The idea that there is some higher recompense for a valued choice or penalty for a bad one doesn’t work either. Mr. Jefferson, for one, used the liberty he was granted in his own time and was judged worthy and grand. In another time, he has been vilified as a slave owner and hypocrite. He is known for articulating high-minded concepts yet abused his chattel maid.

James R. Lowell wrote a poem in 1845 that was set to music fifty years later from a Franz Josef Haydn tune. It was written to protest an American military incursion into Mexico. The Poem is called: Once To Every Man and Nation. It was once part of the rich hymnody that graced our churches. One couplet says it very well.

New occasions teach new duties, time makes ancient good uncouth,
They must upward still and onward, who would keep abreast of truth.
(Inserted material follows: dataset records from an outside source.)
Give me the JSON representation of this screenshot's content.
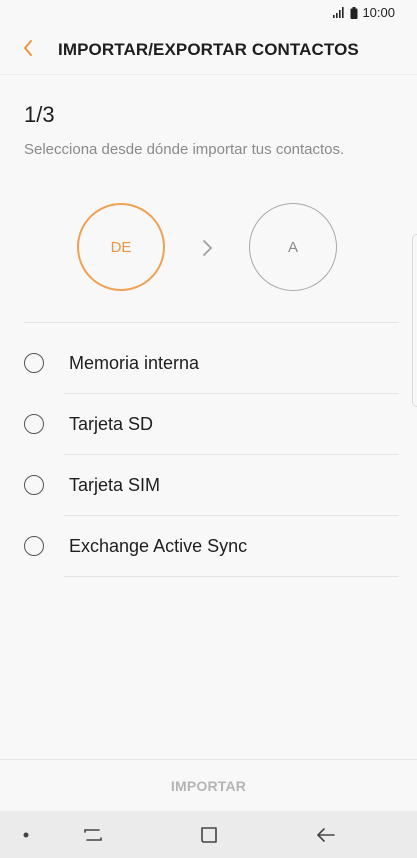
{
  "status_bar": {
    "time": "10:00",
    "icons": [
      "signal-icon",
      "battery-icon"
    ]
  },
  "header": {
    "title": "IMPORTAR/EXPORTAR CONTACTOS",
    "back_icon": "chevron-left-icon"
  },
  "step": {
    "count": "1/3",
    "instructions": "Selecciona desde dónde importar tus contactos.",
    "from_label": "DE",
    "to_label": "A"
  },
  "options": [
    {
      "label": "Memoria interna",
      "selected": false
    },
    {
      "label": "Tarjeta SD",
      "selected": false
    },
    {
      "label": "Tarjeta SIM",
      "selected": false
    },
    {
      "label": "Exchange Active Sync",
      "selected": false
    }
  ],
  "footer": {
    "import_label": "IMPORTAR"
  },
  "navbar": {
    "items": [
      "dot-icon",
      "recents-icon",
      "home-icon",
      "back-arrow-icon"
    ]
  },
  "colors": {
    "accent": "#ee9440",
    "muted": "#8a8a8a",
    "disabled": "#b4b4b4"
  }
}
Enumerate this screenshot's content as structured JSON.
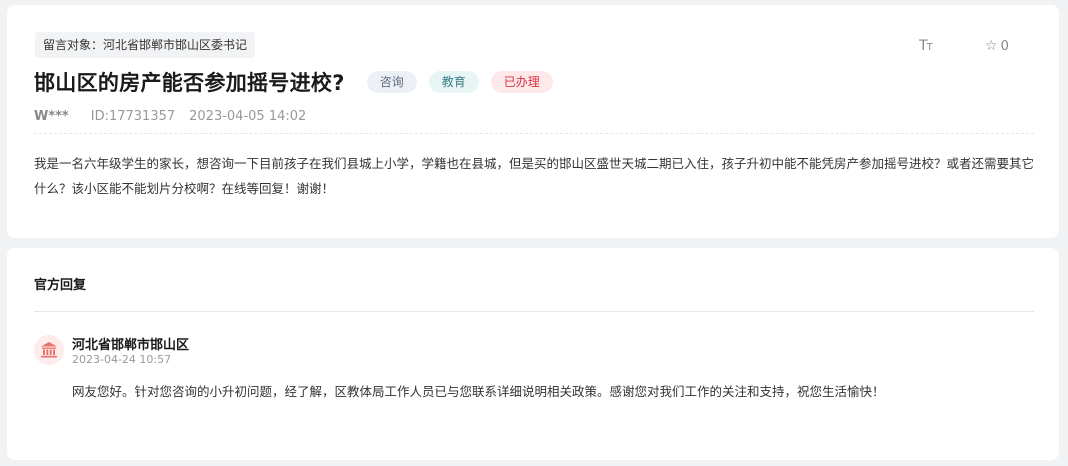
{
  "message": {
    "target_label": "留言对象：河北省邯郸市邯山区委书记",
    "title": "邯山区的房产能否参加摇号进校?",
    "tags": [
      "咨询",
      "教育",
      "已办理"
    ],
    "user": "W***",
    "id": "ID:17731357",
    "datetime": "2023-04-05 14:02",
    "content": "我是一名六年级学生的家长，想咨询一下目前孩子在我们县城上小学，学籍也在县城，但是买的邯山区盛世天城二期已入住，孩子升初中能不能凭房产参加摇号进校？或者还需要其它什么？该小区能不能划片分校啊？在线等回复！谢谢！"
  },
  "toolbar": {
    "font_icon": "font-size-icon",
    "star_icon": "star-icon",
    "star_count": "0"
  },
  "reply": {
    "heading": "官方回复",
    "org_icon": "government-building-icon",
    "org_name": "河北省邯郸市邯山区",
    "datetime": "2023-04-24 10:57",
    "content": "网友您好。针对您咨询的小升初问题，经了解，区教体局工作人员已与您联系详细说明相关政策。感谢您对我们工作的关注和支持，祝您生活愉快！"
  },
  "colors": {
    "tag_consult": "#5f6b80",
    "tag_education": "#3d7d86",
    "tag_done": "#d9323f"
  }
}
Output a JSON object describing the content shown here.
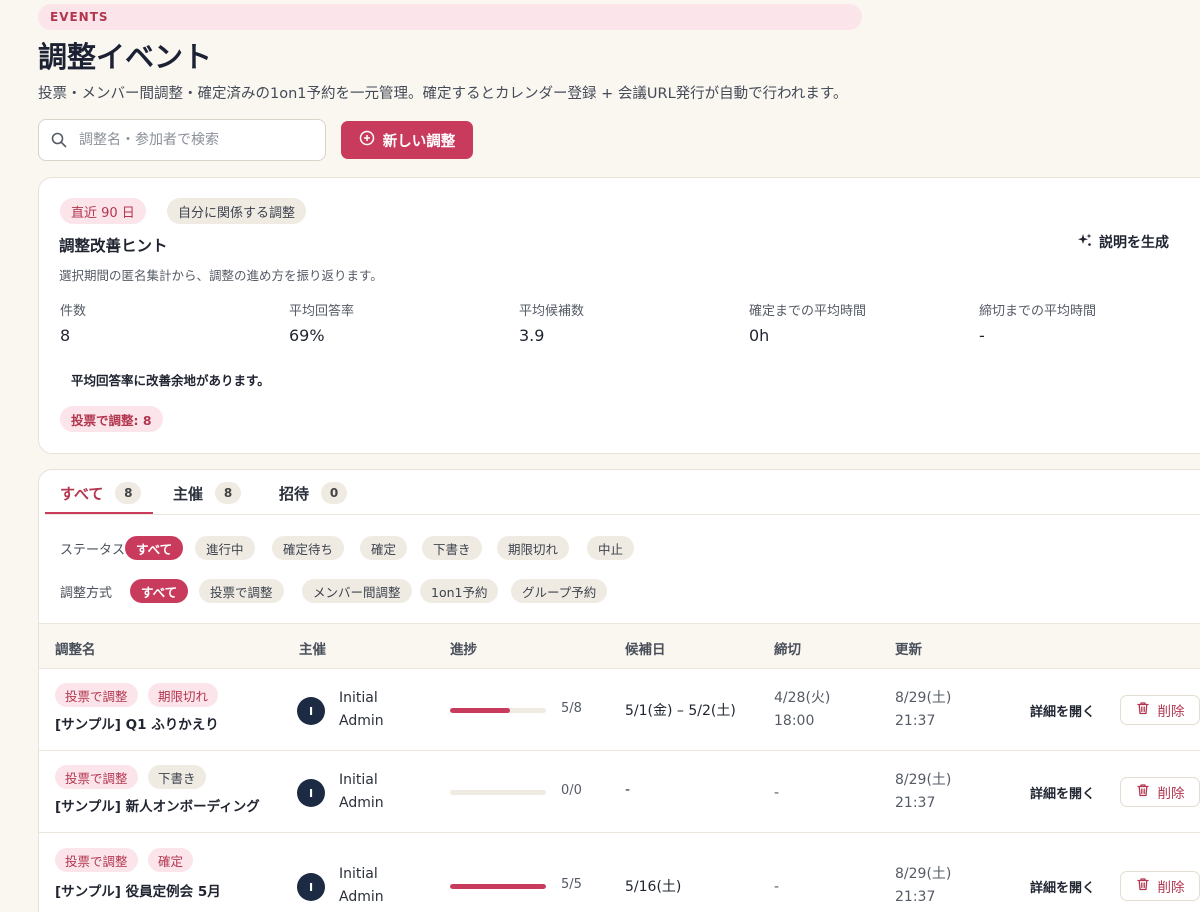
{
  "header": {
    "eyebrow": "EVENTS",
    "title": "調整イベント",
    "description": "投票・メンバー間調整・確定済みの1on1予約を一元管理。確定するとカレンダー登録 + 会議URL発行が自動で行われます。"
  },
  "search": {
    "placeholder": "調整名・参加者で検索"
  },
  "new_button": {
    "label": "新しい調整"
  },
  "insights": {
    "chips": [
      "直近 90 日",
      "自分に関係する調整"
    ],
    "title": "調整改善ヒント",
    "subtitle": "選択期間の匿名集計から、調整の進め方を振り返ります。",
    "generate_label": "説明を生成",
    "stats": [
      {
        "label": "件数",
        "value": "8"
      },
      {
        "label": "平均回答率",
        "value": "69%"
      },
      {
        "label": "平均候補数",
        "value": "3.9"
      },
      {
        "label": "確定までの平均時間",
        "value": "0h"
      },
      {
        "label": "締切までの平均時間",
        "value": "-"
      }
    ],
    "hint": "平均回答率に改善余地があります。",
    "method_chip": "投票で調整: 8"
  },
  "tabs": [
    {
      "label": "すべて",
      "count": "8"
    },
    {
      "label": "主催",
      "count": "8"
    },
    {
      "label": "招待",
      "count": "0"
    }
  ],
  "filters": {
    "status_label": "ステータス",
    "status_options": [
      "すべて",
      "進行中",
      "確定待ち",
      "確定",
      "下書き",
      "期限切れ",
      "中止"
    ],
    "method_label": "調整方式",
    "method_options": [
      "すべて",
      "投票で調整",
      "メンバー間調整",
      "1on1予約",
      "グループ予約"
    ]
  },
  "table": {
    "headers": [
      "調整名",
      "主催",
      "進捗",
      "候補日",
      "締切",
      "更新"
    ],
    "open_label": "詳細を開く",
    "delete_label": "削除",
    "rows": [
      {
        "tags": [
          "投票で調整",
          "期限切れ"
        ],
        "title": "[サンプル] Q1 ふりかえり",
        "avatar": "I",
        "owner_line1": "Initial",
        "owner_line2": "Admin",
        "progress": 0.625,
        "progress_text": "5/8",
        "candidates": "5/1(金) – 5/2(土)",
        "deadline_line1": "4/28(火)",
        "deadline_line2": "18:00",
        "updated_line1": "8/29(土)",
        "updated_line2": "21:37"
      },
      {
        "tags": [
          "投票で調整",
          "下書き"
        ],
        "title": "[サンプル] 新人オンボーディング",
        "avatar": "I",
        "owner_line1": "Initial",
        "owner_line2": "Admin",
        "progress": 0,
        "progress_text": "0/0",
        "candidates": "-",
        "deadline_line1": "-",
        "deadline_line2": "",
        "updated_line1": "8/29(土)",
        "updated_line2": "21:37"
      },
      {
        "tags": [
          "投票で調整",
          "確定"
        ],
        "title": "[サンプル] 役員定例会 5月",
        "avatar": "I",
        "owner_line1": "Initial",
        "owner_line2": "Admin",
        "progress": 1,
        "progress_text": "5/5",
        "candidates": "5/16(土)",
        "deadline_line1": "-",
        "deadline_line2": "",
        "updated_line1": "8/29(土)",
        "updated_line2": "21:37"
      }
    ]
  },
  "colors": {
    "accent": "#c93b5c",
    "pink_bg": "#fbe5ea",
    "beige_chip": "#efebe3",
    "page_bg": "#faf7f1"
  }
}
Liberty is powerful medicine. It is given to you unbidden with all the dangers, joys and challenges that attend it.
I’m just sayin’.
Much Love,
Poppy

P.S. One of the reasons our hymnody is rich has everything to do with the subject of Mr. Lowell’s poem and the music to which it is set. Fashions run in and out of our culture. Some things that are quite evocative and expressive in one age become passé in another. The Haydn tune (Austria), was originally written as a patriotic song subsequently adopted by the Nazi thugs mostly for its ill-advised line: Germany is above every nation in the world. Add to that the fashion among hymnal committees in recent decades to excise martial themes, references to physical infirmities, gender-specific believers and lyrics whose context are no longer easily accessible. The poem here loses on two of those counts. The tune survives in lots of hymnals with the title: Glorious Things Of Thee Are Spoken.
Just in case you’d like to read the Lowell poem, it follows.

Once to every man and nation, comes the moment to decide,
In the strife of truth with falsehood, for the good or evil side;
Some great cause, some great decision, offering each the bloom or blight,
And the choice goes by forever, ’twixt that darkness and that light.

Then to side with truth is noble, when we share her wretched crust,
Ere her cause bring fame and profit, and ’tis prosperous to be just;
Then it is the brave man chooses while the coward stands aside,
Till the multitude make virtue of the faith they had denied.

By the light of burning martyrs, Christ, Thy bleeding feet we track,
Toiling up new Calv’ries ever with the cross that turns not back;
New occasions teach new duties, time makes ancient good uncouth,
They must upward still and onward, who would keep abreast of truth.

Though the cause of evil prosper, yet the truth alone is strong;
Though her portion be the scaffold, and upon the throne be wrong;
Yet that scaffold sways the future, and behind the dim unknown,
Standeth God within the shadow, keeping watch above His own.